Member of the National Assembly of the Republic of Serbia
- Incumbent
- Assumed office 6 February 2024

Substitute Member of the Parliamentary Assembly of the Council of Europe
- Incumbent
- Assumed office 15 April 2024

Personal details
- Born: 1982 (age 43–44) Subotica, SAP Vojvodina, SR Serbia, SFR Yugoslavia
- Party: VMSZ

= Borisz Bájity =

Serbian politician (born 1982)

Borisz Bájity (Борис Бајић; born 1982) is a Serbian politician from the country's Hungarian community. He is a delegate in Serbia's Hungarian National Council and has served in the National Assembly of Serbia since February 2024. Bájity is a member of the Alliance of Vojvodina Hungarians (VMSZ).

==Early life and career==
Bájity was born in Subotica in what was then the Socialist Autonomous Province of Vojvodina in the Socialist Republic of Serbia, Socialist Federal Republic of Yugoslavia. He holds a master's degree from the University of Novi Sad Faculty of Law. After completing an internship, he began working for the provincial government's secretariat for education, regulations, governance, and national minority communities. He was appointed as first deputy secretary-general of the Assembly of Vojvodina in October 2017.

==Politician==
Bájity appeared in the eighty-ninth position on the VMSZ's electoral list in the 2016 Serbian parliamentary election and the fiftieth position in the 2020 parliamentary election.

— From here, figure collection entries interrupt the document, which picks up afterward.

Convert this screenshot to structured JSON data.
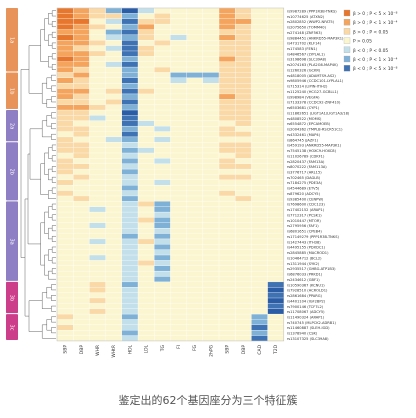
{
  "caption": "鉴定出的62个基因座分为三个特征簇",
  "chart_data": {
    "type": "heatmap",
    "traits": [
      "SBP",
      "DBP",
      "WHR",
      "WHtR",
      "HDL",
      "LDL",
      "TG",
      "FI",
      "FG",
      "2hPG",
      "SBP",
      "DBP",
      "CAD",
      "T2D"
    ],
    "snps": [
      "rs9987289 (PPP1R3B-TNKS)",
      "rs10774625 (ATXN2)",
      "rs2802852 (WWP2-NFAT5)",
      "rs2075650 (TOMM40)",
      "rs274148 (ZNF563)",
      "rs9884451 (ANKRD55-MAP3K1)",
      "rs4731702 (KLF14)",
      "rs174583 (FEN1)",
      "rs4846567 (LYPLAL1)",
      "rs3198698 (SLC39A8)",
      "rs2074163 (PLA2G6-MAP4K)",
      "rs1260326 (GCKR)",
      "rs4818005 (ADAMTS9-AS2)",
      "rs9805946 (CCDC101-LYPLAL1)",
      "rs715314 (LIPIN-ITIH2)",
      "rs1125240 (HCG27-GCBLL1)",
      "rs998984 (VEGFA)",
      "rs7133378 (CCDC92-ZNF410)",
      "rs6503681 (CYP1)",
      "rs11862651 (LIGT1A1/LIGT1A3/18)",
      "rs4808522 (MOMS)",
      "rs6554872 (EPCAMOEB)",
      "rs2004362 (TMPLB-RSCR51C1)",
      "rs4332461 (MAP4)",
      "rs864745 (JAZF1)",
      "rs459193 (ANKRD55-MAP3K1)",
      "rs7545138 (HOXC9-HOXC8)",
      "rs11026789 (CDKF1)",
      "rs2820437 (FAM13A)",
      "rs8070222 (FAM113A)",
      "rs3776717 (ARL15)",
      "rs702465 (DAGLB)",
      "rs7184275 (PDE3A)",
      "rs4544689 (ETV5)",
      "rs879620 (ADCY5)",
      "rs9385400 (CENPW)",
      "rs7698600 (CDC123)",
      "rs17402152 (ARAP1)",
      "rs7712317 (PCSK1)",
      "rs1010447 (MTOR)",
      "rs2795956 (FAF1)",
      "rs6801651 (CPEB4)",
      "rs17149279 (PPP1R3B-TNKS)",
      "rs1427443 (ITH38)",
      "rs4495155 (PDXDC1)",
      "rs2845885 (MACROD1)",
      "rs10464712 (BCL2)",
      "rs1311944 (SYK2)",
      "rs2935517 (GHBG-ATP1B3)",
      "rs6876033 (PRKD1)",
      "rs2434612 (GBF1)",
      "rs10590367 (KCNU1)",
      "rs7928510 (ACROLD1)",
      "rs2861684 (PPARG)",
      "rs4401104 (IGF2BP2)",
      "rs7900146 (TCF7L2)",
      "rs11708067 (ADCY5)",
      "rs11490324 (ARAP1)",
      "rs740745 (MLPCK2-ADRB1)",
      "rs11460887 (SLEH-IGD)",
      "rs1378940 (CSK)",
      "rs13107325 (SLC39A8)"
    ],
    "clusters": [
      {
        "name": "1a",
        "start": 0,
        "end": 11
      },
      {
        "name": "1b",
        "start": 12,
        "end": 18
      },
      {
        "name": "2a",
        "start": 19,
        "end": 24
      },
      {
        "name": "2b",
        "start": 25,
        "end": 35
      },
      {
        "name": "3a",
        "start": 36,
        "end": 50
      },
      {
        "name": "3b",
        "start": 51,
        "end": 56
      },
      {
        "name": "3c",
        "start": 57,
        "end": 61
      }
    ],
    "cluster_colors": [
      "#e8935a",
      "#e8935a",
      "#8e7fc4",
      "#8e7fc4",
      "#8e7fc4",
      "#cc3d8a",
      "#cc3d8a"
    ],
    "values": [
      [
        3,
        2,
        1,
        -2,
        -4,
        -1,
        0,
        0,
        0,
        0,
        2,
        1,
        0,
        0
      ],
      [
        3,
        2,
        1,
        1,
        -2,
        0,
        1,
        0,
        0,
        0,
        2,
        1,
        0,
        0
      ],
      [
        3,
        3,
        0,
        -1,
        -3,
        1,
        1,
        0,
        0,
        0,
        2,
        2,
        0,
        0
      ],
      [
        3,
        2,
        1,
        0,
        -2,
        2,
        0,
        0,
        0,
        0,
        2,
        1,
        0,
        0
      ],
      [
        2,
        2,
        0,
        -2,
        -3,
        1,
        0,
        0,
        0,
        0,
        1,
        1,
        0,
        0
      ],
      [
        3,
        2,
        0,
        -1,
        -2,
        1,
        0,
        -1,
        0,
        0,
        2,
        1,
        0,
        0
      ],
      [
        2,
        2,
        1,
        0,
        -3,
        0,
        1,
        0,
        0,
        0,
        1,
        1,
        0,
        0
      ],
      [
        2,
        1,
        0,
        -1,
        -3,
        1,
        0,
        0,
        0,
        0,
        1,
        1,
        0,
        0
      ],
      [
        2,
        2,
        1,
        0,
        -3,
        1,
        0,
        0,
        0,
        0,
        1,
        1,
        0,
        0
      ],
      [
        3,
        2,
        0,
        0,
        -2,
        0,
        0,
        0,
        0,
        0,
        2,
        1,
        0,
        0
      ],
      [
        2,
        2,
        0,
        -1,
        -3,
        0,
        0,
        0,
        0,
        0,
        1,
        1,
        0,
        0
      ],
      [
        2,
        1,
        0,
        0,
        -2,
        0,
        1,
        0,
        0,
        0,
        1,
        1,
        0,
        0
      ],
      [
        1,
        2,
        0,
        0,
        -2,
        0,
        0,
        -2,
        -2,
        -2,
        1,
        1,
        0,
        0
      ],
      [
        2,
        1,
        0,
        0,
        -3,
        0,
        0,
        -1,
        0,
        -1,
        1,
        1,
        0,
        0
      ],
      [
        1,
        1,
        0,
        0,
        -2,
        0,
        0,
        0,
        0,
        0,
        1,
        1,
        0,
        0
      ],
      [
        2,
        2,
        0,
        1,
        -3,
        1,
        0,
        0,
        0,
        0,
        1,
        1,
        0,
        0
      ],
      [
        2,
        1,
        0,
        0,
        -2,
        0,
        0,
        0,
        0,
        0,
        2,
        1,
        0,
        0
      ],
      [
        1,
        1,
        0,
        1,
        -3,
        0,
        0,
        0,
        0,
        0,
        1,
        1,
        0,
        0
      ],
      [
        2,
        2,
        1,
        0,
        -2,
        0,
        0,
        0,
        0,
        0,
        1,
        1,
        0,
        0
      ],
      [
        1,
        1,
        0,
        0,
        -4,
        0,
        0,
        0,
        0,
        0,
        1,
        1,
        0,
        0
      ],
      [
        1,
        1,
        -1,
        0,
        -3,
        0,
        0,
        0,
        0,
        0,
        1,
        1,
        0,
        0
      ],
      [
        1,
        0,
        0,
        0,
        -3,
        -1,
        0,
        0,
        0,
        0,
        0,
        1,
        0,
        0
      ],
      [
        1,
        1,
        0,
        0,
        -2,
        0,
        -1,
        0,
        0,
        0,
        1,
        0,
        0,
        0
      ],
      [
        0,
        1,
        0,
        0,
        -3,
        0,
        0,
        0,
        0,
        0,
        1,
        1,
        0,
        0
      ],
      [
        1,
        0,
        0,
        -1,
        -2,
        0,
        -1,
        0,
        0,
        0,
        0,
        0,
        0,
        0
      ],
      [
        1,
        1,
        0,
        0,
        -1,
        0,
        0,
        0,
        0,
        0,
        1,
        1,
        0,
        0
      ],
      [
        1,
        1,
        0,
        0,
        -2,
        -1,
        0,
        0,
        0,
        0,
        1,
        1,
        0,
        0
      ],
      [
        0,
        1,
        0,
        0,
        -1,
        0,
        0,
        0,
        0,
        0,
        0,
        1,
        0,
        0
      ],
      [
        1,
        0,
        0,
        0,
        -2,
        0,
        -1,
        0,
        0,
        0,
        1,
        0,
        0,
        0
      ],
      [
        1,
        1,
        0,
        0,
        -1,
        0,
        0,
        0,
        0,
        0,
        1,
        1,
        0,
        0
      ],
      [
        1,
        0,
        0,
        0,
        -2,
        0,
        0,
        0,
        0,
        0,
        0,
        0,
        0,
        0
      ],
      [
        0,
        1,
        0,
        0,
        -1,
        0,
        0,
        0,
        0,
        0,
        1,
        1,
        0,
        0
      ],
      [
        1,
        0,
        0,
        0,
        -1,
        0,
        -1,
        0,
        0,
        0,
        0,
        0,
        0,
        0
      ],
      [
        0,
        0,
        0,
        0,
        -2,
        0,
        0,
        0,
        0,
        0,
        0,
        0,
        0,
        0
      ],
      [
        1,
        0,
        0,
        0,
        -1,
        0,
        0,
        0,
        0,
        0,
        1,
        0,
        0,
        0
      ],
      [
        0,
        1,
        0,
        0,
        -2,
        0,
        0,
        0,
        0,
        0,
        0,
        1,
        0,
        0
      ],
      [
        0,
        0,
        0,
        0,
        -1,
        1,
        -2,
        0,
        0,
        0,
        0,
        0,
        0,
        0
      ],
      [
        0,
        0,
        -1,
        0,
        -1,
        0,
        -2,
        0,
        0,
        0,
        0,
        0,
        0,
        0
      ],
      [
        0,
        0,
        0,
        0,
        -1,
        0,
        -1,
        0,
        0,
        0,
        0,
        0,
        0,
        0
      ],
      [
        0,
        0,
        0,
        0,
        -1,
        1,
        -2,
        0,
        0,
        0,
        0,
        0,
        0,
        0
      ],
      [
        0,
        0,
        -1,
        0,
        -1,
        0,
        -2,
        0,
        0,
        0,
        0,
        0,
        0,
        0
      ],
      [
        0,
        0,
        0,
        0,
        -1,
        0,
        -1,
        0,
        0,
        0,
        0,
        0,
        0,
        0
      ],
      [
        0,
        0,
        0,
        0,
        -2,
        0,
        -2,
        0,
        0,
        0,
        0,
        0,
        0,
        0
      ],
      [
        0,
        0,
        -1,
        0,
        -1,
        1,
        -1,
        0,
        0,
        0,
        0,
        0,
        0,
        0
      ],
      [
        0,
        0,
        0,
        0,
        -1,
        0,
        -2,
        0,
        0,
        0,
        0,
        0,
        0,
        0
      ],
      [
        0,
        0,
        0,
        0,
        -1,
        0,
        -1,
        0,
        0,
        0,
        0,
        0,
        0,
        0
      ],
      [
        0,
        0,
        -1,
        0,
        -1,
        0,
        -2,
        0,
        0,
        0,
        0,
        0,
        0,
        0
      ],
      [
        0,
        0,
        0,
        0,
        -1,
        1,
        -1,
        0,
        0,
        0,
        0,
        0,
        0,
        0
      ],
      [
        0,
        0,
        0,
        0,
        -1,
        0,
        -2,
        0,
        0,
        0,
        0,
        0,
        0,
        0
      ],
      [
        0,
        0,
        0,
        0,
        -1,
        0,
        -1,
        0,
        0,
        0,
        0,
        0,
        0,
        0
      ],
      [
        0,
        0,
        0,
        0,
        -1,
        0,
        -2,
        0,
        0,
        0,
        0,
        0,
        0,
        0
      ],
      [
        0,
        0,
        1,
        0,
        -2,
        0,
        0,
        0,
        0,
        0,
        0,
        0,
        0,
        -3
      ],
      [
        0,
        0,
        1,
        0,
        -1,
        0,
        0,
        0,
        0,
        0,
        0,
        0,
        0,
        -4
      ],
      [
        0,
        0,
        0,
        0,
        -1,
        0,
        0,
        0,
        0,
        0,
        0,
        0,
        0,
        -3
      ],
      [
        0,
        0,
        1,
        0,
        -1,
        0,
        0,
        0,
        0,
        0,
        0,
        0,
        0,
        -4
      ],
      [
        0,
        0,
        0,
        0,
        -1,
        0,
        0,
        0,
        0,
        0,
        0,
        0,
        0,
        -3
      ],
      [
        0,
        0,
        1,
        0,
        -1,
        0,
        0,
        0,
        0,
        0,
        0,
        0,
        0,
        -4
      ],
      [
        1,
        0,
        0,
        0,
        -2,
        0,
        0,
        0,
        0,
        0,
        0,
        0,
        -2,
        0
      ],
      [
        0,
        0,
        0,
        0,
        -1,
        0,
        0,
        0,
        0,
        0,
        0,
        0,
        -2,
        0
      ],
      [
        1,
        0,
        0,
        0,
        -1,
        0,
        0,
        0,
        0,
        0,
        0,
        0,
        -3,
        0
      ],
      [
        0,
        0,
        0,
        0,
        -2,
        0,
        0,
        0,
        0,
        0,
        0,
        0,
        -2,
        0
      ],
      [
        0,
        0,
        0,
        0,
        -1,
        0,
        0,
        0,
        0,
        0,
        0,
        0,
        -3,
        0
      ]
    ],
    "legend": {
      "position": "top-right",
      "items": [
        {
          "label": "β > 0 ; P < 5 × 10⁻⁸",
          "level": 3
        },
        {
          "label": "β > 0 ; P < 1 × 10⁻⁴",
          "level": 2
        },
        {
          "label": "β > 0 ; P < 0.05",
          "level": 1
        },
        {
          "label": "P > 0.05",
          "level": 0
        },
        {
          "label": "β < 0 ; P < 0.05",
          "level": -1
        },
        {
          "label": "β < 0 ; P < 1 × 10⁻⁴",
          "level": -2
        },
        {
          "label": "β < 0 ; P < 5 × 10⁻⁸",
          "level": -3
        }
      ]
    },
    "level_colors": {
      "3": "#e8772e",
      "2": "#f4a45c",
      "1": "#fad9a6",
      "0": "#fbf6cf",
      "-1": "#c2dfea",
      "-2": "#7fb0d6",
      "-3": "#3e72b3",
      "-4": "#2b5ca6"
    }
  }
}
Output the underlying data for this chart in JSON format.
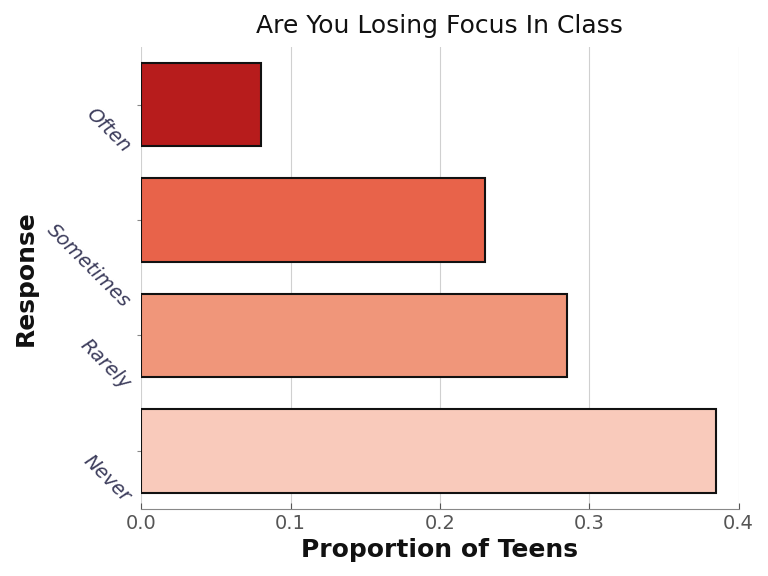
{
  "categories": [
    "Never",
    "Rarely",
    "Sometimes",
    "Often"
  ],
  "values": [
    0.385,
    0.285,
    0.23,
    0.08
  ],
  "bar_colors": [
    "#F9CABB",
    "#F0967A",
    "#E8634A",
    "#B71C1C"
  ],
  "bar_edgecolor": "#111111",
  "title": "Are You Losing Focus In Class",
  "xlabel": "Proportion of Teens",
  "ylabel": "Response",
  "xlim": [
    0,
    0.4
  ],
  "xticks": [
    0.0,
    0.1,
    0.2,
    0.3,
    0.4
  ],
  "background_color": "#ffffff",
  "title_fontsize": 18,
  "axis_label_fontsize": 18,
  "tick_label_fontsize": 14,
  "ytick_rotation": -45,
  "ytick_color": "#3d3d5c",
  "xtick_color": "#555555",
  "bar_height": 0.72,
  "grid_color": "#d0d0d0",
  "grid_linewidth": 0.8
}
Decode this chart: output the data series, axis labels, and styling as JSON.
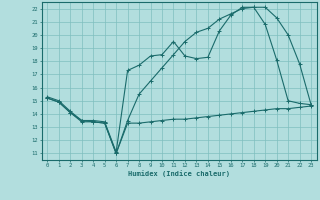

Election from either of these positions was not a realistic prospect, and he was not elected when the party won four and nine seats, respectively.

He later appeared in the thirtieth position out of thirty-five on the Hungarian Unity list for Serbia's Hungarian National Council in the 2022 election. The outcome of the election was not in doubt; no other lists participated, and Hungarian Unity won every seat. He is now a member of the council's committee on official language and use of writing.

===Parliamentarian===
Bájity appeared in the third position on the VMSZ's list in the 2023 Serbian parliamentary election and was elected to the national assembly when the list won six seats. He is a deputy member of the committee on the rights of the child, the committee on human and minority rights and gender equality, and the committee on the judiciary, public administration, and local self government. In the assembly, the VMSZ supports Serbia's government led by the Serbian Progressive Party (SNS).

Bájity was elected as a vice-president of the VMSZ in March 2024. He also became a substitute member of Serbia's delegation to the Parliamentary Assembly of the Council of Europe (PACE) on 15 April 2024. He serves with the European People's Party (EPP) group and is an alternate member of the committee on equality and non-discrimination.

Bájity has received the symbolic next-to-last position (twenty-ninth out of thirty) on the VMSZ's electoral list for the Novi Sad city assembly in the 2024 Serbian local elections.